Выбрать главу

Сам Анри Бейль писал о себе в «Автобиографических заметках»:

«Я родился в Гренобле 23 января 1783 года в семье, заявлявшей претензии на благородство происхождения, то есть принимавшей всерьез дворянские предрассудки, оправдывавшие классовые привилегии. Католицизм почитался в семье, ибо вся семья признавала, что религия есть опора трона. Эта семья, имя которой я ношу, по существу была семьей зажиточных горожан-буржуа. Она слагалась из двух ветвей. Бейль, глава старшей линии, имел капитанский патент, был кавалером ордена святого Людовика и бежал, конечно, за границу, как только представилась к тому возможность. В самом деле, ведь это было не трудно, ибо от Гренобля до савойской столицы Шамбери всего каких-нибудь девять миль.

Другая линий начиналась моим отцом. Эта младшая ветвь семьи Бейлей полагала, что рано или поздно на нее свалится наследство, обеспечивающее тысяч тридцать ливров годового дохода. Но когда мой отец строил перед моим воображением эти воздушные замки, какой-то декрет эпохи террора уничтожил все его иллюзии».

Дофине расположена на юге Франции; она лишь в XIV столетии вошла в состав Французского королевства. Слово «дофин» означает — наследник престола, а первоначальное значение этого слова — дельфин, рыба. На старинных гербах мы часто встречаем изображение дельфина, который опирается на головку якоря и укрепляет его в морском дне. Этот герб был взят в XV–XVI веках итальянскими типографщиками, которые поставляли книжную продукцию дворам европейских монархов — in usu delphini — для пользования наследника. Людовик XI, еще в бытность свою дофином — наследником французского престола, присвоил этот богатый южнофранцузский край, и отсюда-то и произошло название провинции.

Край обладает прекрасным климатом и, пожалуй, самыми красивыми и разнообразными ландшафтами Южной Франции. По обоим берегам Изеры широкая равнина, за которой открывается вид на Бельдонские Альпы с их озерами, снежными вершинами и громадными лесами.

В эпоху религиозных войн в XVI веке огромная часть Дофине была привержена к кальвинизму в очень своеобразном смешении чисто итальянского фанатизма с протестантскою ненавистью к папе.
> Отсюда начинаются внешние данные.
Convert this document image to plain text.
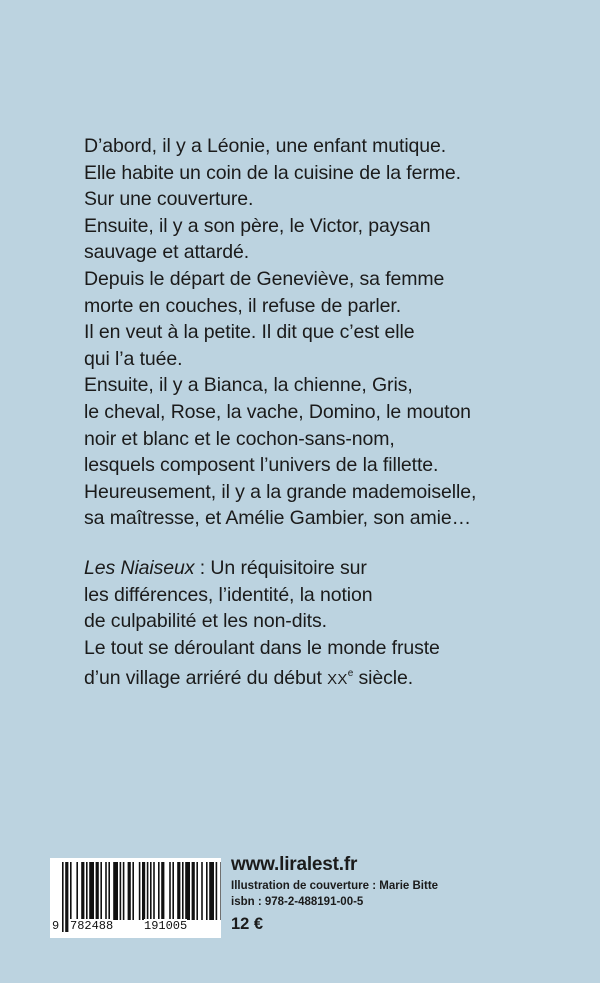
D’abord, il y a Léonie, une enfant mutique.
Elle habite un coin de la cuisine de la ferme.
Sur une couverture.
Ensuite, il y a son père, le Victor, paysan
sauvage et attardé.
Depuis le départ de Geneviève, sa femme
morte en couches, il refuse de parler.
Il en veut à la petite. Il dit que c’est elle
qui l’a tuée.
Ensuite, il y a Bianca, la chienne, Gris,
le cheval, Rose, la vache, Domino, le mouton
noir et blanc et le cochon-sans-nom,
lesquels composent l’univers de la fillette.
Heureusement, il y a la grande mademoiselle,
sa maîtresse, et Amélie Gambier, son amie…
Les Niaiseux : Un réquisitoire sur
les différences, l’identité, la notion
de culpabilité et les non-dits.
Le tout se déroulant dans le monde fruste
d’un village arriéré du début XXe siècle.
9 782488	191005
www.liralest.fr
Illustration de couverture : Marie Bitte
isbn : 978-2-488191-00-5
12 €
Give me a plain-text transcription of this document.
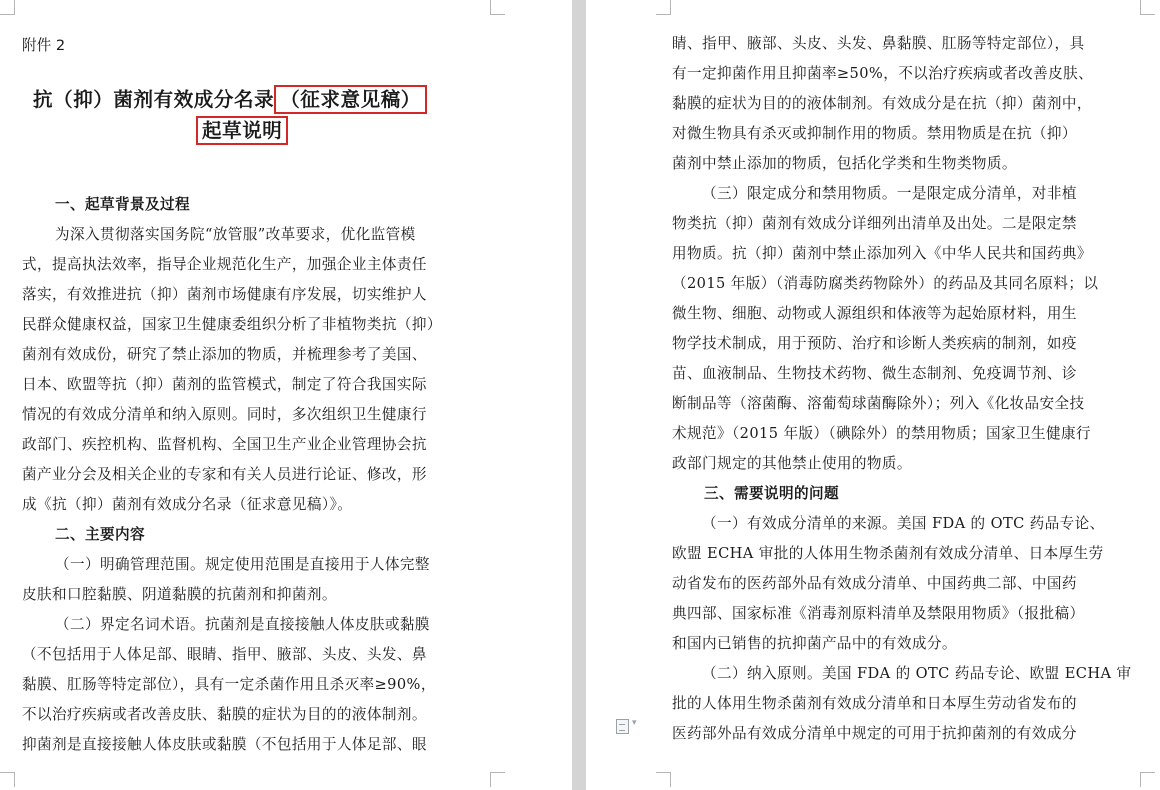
附件 2
抗（抑）菌剂有效成分名录 （征求意见稿）
起草说明
一、起草背景及过程
为深入贯彻落实国务院“放管服”改革要求，优化监管模
式，提高执法效率，指导企业规范化生产，加强企业主体责任
落实，有效推进抗（抑）菌剂市场健康有序发展，切实维护人
民群众健康权益，国家卫生健康委组织分析了非植物类抗（抑）
菌剂有效成份，研究了禁止添加的物质，并梳理参考了美国、
日本、欧盟等抗（抑）菌剂的监管模式，制定了符合我国实际
情况的有效成分清单和纳入原则。同时，多次组织卫生健康行
政部门、疾控机构、监督机构、全国卫生产业企业管理协会抗
菌产业分会及相关企业的专家和有关人员进行论证、修改，形
成《抗（抑）菌剂有效成分名录（征求意见稿）》。
二、主要内容
（一）明确管理范围。规定使用范围是直接用于人体完整
皮肤和口腔黏膜、阴道黏膜的抗菌剂和抑菌剂。
（二）界定名词术语。抗菌剂是直接接触人体皮肤或黏膜
（不包括用于人体足部、眼睛、指甲、腋部、头皮、头发、鼻
黏膜、肛肠等特定部位），具有一定杀菌作用且杀灭率≥90%，
不以治疗疾病或者改善皮肤、黏膜的症状为目的的液体制剂。
抑菌剂是直接接触人体皮肤或黏膜（不包括用于人体足部、眼
▾
睛、指甲、腋部、头皮、头发、鼻黏膜、肛肠等特定部位），具
有一定抑菌作用且抑菌率≥50%，不以治疗疾病或者改善皮肤、
黏膜的症状为目的的液体制剂。有效成分是在抗（抑）菌剂中，
对微生物具有杀灭或抑制作用的物质。禁用物质是在抗（抑）
菌剂中禁止添加的物质，包括化学类和生物类物质。
（三）限定成分和禁用物质。一是限定成分清单，对非植
物类抗（抑）菌剂有效成分详细列出清单及出处。二是限定禁
用物质。抗（抑）菌剂中禁止添加列入《中华人民共和国药典》
（2015 年版）（消毒防腐类药物除外）的药品及其同名原料；以
微生物、细胞、动物或人源组织和体液等为起始原材料，用生
物学技术制成，用于预防、治疗和诊断人类疾病的制剂，如疫
苗、血液制品、生物技术药物、微生态制剂、免疫调节剂、诊
断制品等（溶菌酶、溶葡萄球菌酶除外）；列入《化妆品安全技
术规范》（2015 年版）（碘除外）的禁用物质；国家卫生健康行
政部门规定的其他禁止使用的物质。
三、需要说明的问题
（一）有效成分清单的来源。美国 FDA 的 OTC 药品专论、
欧盟 ECHA 审批的人体用生物杀菌剂有效成分清单、日本厚生劳
动省发布的医药部外品有效成分清单、中国药典二部、中国药
典四部、国家标准《消毒剂原料清单及禁限用物质》（报批稿）
和国内已销售的抗抑菌产品中的有效成分。
（二）纳入原则。美国 FDA 的 OTC 药品专论、欧盟 ECHA 审
批的人体用生物杀菌剂有效成分清单和日本厚生劳动省发布的
医药部外品有效成分清单中规定的可用于抗抑菌剂的有效成分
Из провинции Дофине вышли сильные характеры гугенотов, борцов за свободу совести, прославивших эпоху Генрихов.

В 1788 году Дофине — единственная провинция, которая в обстановке назревшего революционного взрыва самочинно собрала Генеральные штаты (впервые после 1689 года), и притом на началах поголовного, а не сословного представительства.

Бейль с любовью вспоминал именно эти черты своего родного края и всегда несколько преувеличивал подлинную цену дофинского свободолюбия. Он пользовался для характеристики своих героев и их умонастроений эпитетом, «как воздух этой страны, чистый и четкий». Но горожан Гренобля он ненавидел от души. Они платили ему тем же…

Появление на свет нового гренобльского гражданина произошло в пору тяжелую.

Свободолюбие и революционность одной части населения равнялись контрреволюционному фанатизму и мракобесию другой.

Двадцать пять миллионов трудящихся Франции кормили тридцать тысяч дворянских семей, владевших лучшими землями королевства. Король считался помещиком. Дворяне были свободны от каких-либо государственных обязанностей и налогов.

Первое и второе сословия Франции, то есть дворянство и духовенство, составляли один правящий землевладельческий класс. Третьим сословием именовалась буржуазия, которая была лишена политических прав и привилегий. Что же касается народа — крестьянства и мелкого люда городов, то это сословие лишь в процессе революции получило название четвертого сословия. До революции оно просто игнорировалось, считалось как бы несуществующим. Не было крестьянской семьи, которая не платила бы помещику больше половины своего чистого дохода. Большинство многомиллионного французского крестьянства уже давно перешло на положение вечных должников, не имеющих права уйти с земли до полной расплаты с кредитором-помещиком. И не только крестьянин-арендатор, но и крестьянин-собственник, уплативший в удачный год помещику денежный и натуральный чинш, шампар, то есть часть жатвы, не мог рассчитывать на прочность своего владения. Любой сеньор мог когда угодно уплатить собственнику-крестьянину стоимость его земли и согнать с насиженного места по любому поводу — хотя бы потому, что крестьянин из бережливости не хочет печь хлеб в его господской печи, или выжимать сок из винограда в господском сарае, или, как то чаще всего бывало, не захотел смолоть своего хлеба на мельнице сеньора, ибо она не работает, и завел собственную мельницу.